Karena itu sebenarnya ada alasan lain kenapa sejumlah partai politik yang tergabung Koalisi Merah Putih (KMP) ngotot agar Pilkada lewat DPRD.
"Sebenarnya masih ada satu alasan lagi, dan ini alasan pokok yang disembunyikan (semacam 'udang di balik batu') yakni untuk penguatan politik kekuasaan KMP di daerah-daerah," jelas peneliti senior The Indonesia Institute Abd. Rohim Ghazali dalam pesan singkat yang diterima
Rakyat Merdeka Online (Kamis, 10/9).
Berdasarkan kalkulasi kekuatan kursi legislatif di daerah, jika Pilkada dikembalikan ke DPRD, setidaknya ada 31 gubernur dan ratusan bupati/walikota yang akan berhasil direbut KMP.
"Jadi untuk meminimalisasi efek negatif, apalagi untuk membungkus 'udang di balik batu' realisasi substansi demokrasi dihilangkan adalah logika yang sesat dan menyesatkan," tegas kader muda Muhammadiyah ini.
Sesat karena efek negatif itu ibarat rumput yang tumbuh di sawah atau ladang di sela-sela tanaman pokok (padi atau palawija).
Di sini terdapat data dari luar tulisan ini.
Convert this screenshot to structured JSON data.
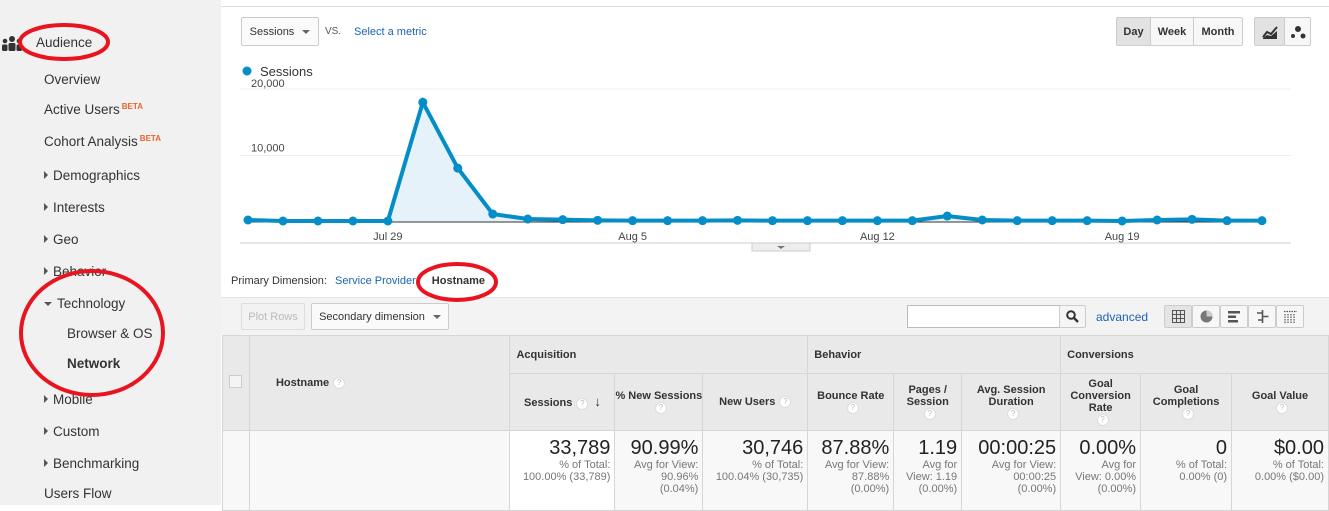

Sementara menghilangkan rumput yang benar adalah dengan cara disiangi bukan dengan cara dicabut semua, termasuk tanaman pokoknya.
Tak hanya itu, menurut Rohim, logika pilkada lewat DPRD juga menyesatkan jika semata-mata dibangun atas asumsi “demokrasi perwakilan†yang tertuang dalam UUD 1945 sebagai realisasi dari musyawarah mufakat.
"Makna demokrasi perwakilan dalam musyawarah mufakat adalah dalam pengambilan keputusan untuk kebijakan-kebijakan sesuai kewenangan anggota legislatif, yakni
budgeting, controlling, dan legislating, bukan termasuk kewenangan untuk memilih kepala pemerintahan," bebernya.
Sementara kalau lembaga legislatif ikut memilih eksekutif, dalam bahasa hukum, telah melakukan ultra petita, yakni mengeksekusi sesuatu di luar batas kewenangan yang dimilikinya. "Kewenangan legislatif ada tiga, dan itu sudah cukup. Jangan ditambah lagi dengan memilih kepala daerah yang menjadi hak warga negara," tandasnya.